EE and HTC move beyond mobile
This week both EE and HTC unveiled ambitions to move beyond the mobile market and into connected devices. HTC’s expansion beyond mobile comes as the company lowered its 2015 revenue outlook for Q2, announcing a ‘slow demand for high-end Android devices’. The manufacturer has turned its attention to connected devices in the hope that it will strengthen its mobile offering, with partnerships already secured with a sports and virtual reality brand.

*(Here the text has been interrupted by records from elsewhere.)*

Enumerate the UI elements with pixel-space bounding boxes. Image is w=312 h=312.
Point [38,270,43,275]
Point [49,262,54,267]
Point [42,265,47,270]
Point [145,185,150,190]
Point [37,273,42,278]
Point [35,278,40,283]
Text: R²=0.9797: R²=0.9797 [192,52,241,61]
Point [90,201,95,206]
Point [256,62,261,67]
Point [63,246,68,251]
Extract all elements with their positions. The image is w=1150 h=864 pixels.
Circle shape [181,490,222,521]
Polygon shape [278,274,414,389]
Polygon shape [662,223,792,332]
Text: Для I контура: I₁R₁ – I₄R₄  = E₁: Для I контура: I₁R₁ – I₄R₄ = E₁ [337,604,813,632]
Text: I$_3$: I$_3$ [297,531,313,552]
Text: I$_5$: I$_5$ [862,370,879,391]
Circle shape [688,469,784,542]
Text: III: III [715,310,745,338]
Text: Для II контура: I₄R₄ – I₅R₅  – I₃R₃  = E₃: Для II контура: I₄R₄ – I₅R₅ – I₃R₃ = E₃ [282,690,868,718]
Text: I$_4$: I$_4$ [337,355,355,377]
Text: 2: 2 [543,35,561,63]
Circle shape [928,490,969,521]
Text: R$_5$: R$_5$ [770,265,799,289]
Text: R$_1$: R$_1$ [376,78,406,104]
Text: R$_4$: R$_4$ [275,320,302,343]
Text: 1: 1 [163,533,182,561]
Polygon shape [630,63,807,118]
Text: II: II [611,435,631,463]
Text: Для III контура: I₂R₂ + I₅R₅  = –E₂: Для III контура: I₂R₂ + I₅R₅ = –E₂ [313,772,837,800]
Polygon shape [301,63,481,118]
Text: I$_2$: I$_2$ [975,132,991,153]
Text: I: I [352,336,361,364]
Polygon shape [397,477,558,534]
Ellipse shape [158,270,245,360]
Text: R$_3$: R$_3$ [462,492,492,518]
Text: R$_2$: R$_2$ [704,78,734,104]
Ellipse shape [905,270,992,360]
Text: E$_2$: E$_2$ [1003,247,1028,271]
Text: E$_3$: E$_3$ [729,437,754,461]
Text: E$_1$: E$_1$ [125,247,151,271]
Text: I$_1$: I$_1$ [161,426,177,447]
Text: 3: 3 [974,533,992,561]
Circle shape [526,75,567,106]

EE announced the launch of the new ‘4GEE Action Cam’ this week, with the network predicting that it will be selling more connected devices than smartphones by 2017. Until now, manufacturers, such as Huawei, HTC and Samsung, have spearheaded the move into connected devices and Internet of Things. All that could be about to change with EE’s CEO Olaf Swantee planning to lead the network race, saying that the network plans to become the ‘first operator in the world to move beyond mobile.’
Apple Pay lands in the UK
Apple announced this week that its mobile payments service, Apple Pay, will be hitting the UK in July. While contactless payments are widely accepted and used, mobile payments have yet to breakthrough in the UK market. However, with a number of well-known retailers, restaurants and businesses planning to support Apple Pay, things could be about to change.
Apple and Google’s mobile payment systems have gained traction in the US and Apple Pay’s launch will be a popularity test of mobile payments in the UK. With Android Pay recently launched stateside, Apple Pay’s UK debut could create a platform to make tapping a phone more commonplace than tapping a bank card.
Ofcom talks tough
Ofcom flexed its regulatory muscle this week, implementing a number of measures to challenge the mobile and broadband providers and empower customers, making it easier to switch if they are unhappy with the provider. Ofcom’s new chief executive, Sharon White stepped into Ed Richard’s shoes by putting the heat on the industry by demanding clearer contracts and improved customer service.
White entered into her role claiming that a ‘lighter touch’ must be taken towards the telecoms sector, however the gloves appeared to come off as she slammed providers for not having the consumers best interests, saying an intervention is necessary. Her comments have removed any doubt as to how she plans to lead the regulator, securing her tough stance by warning that she will ‘set the bar high.’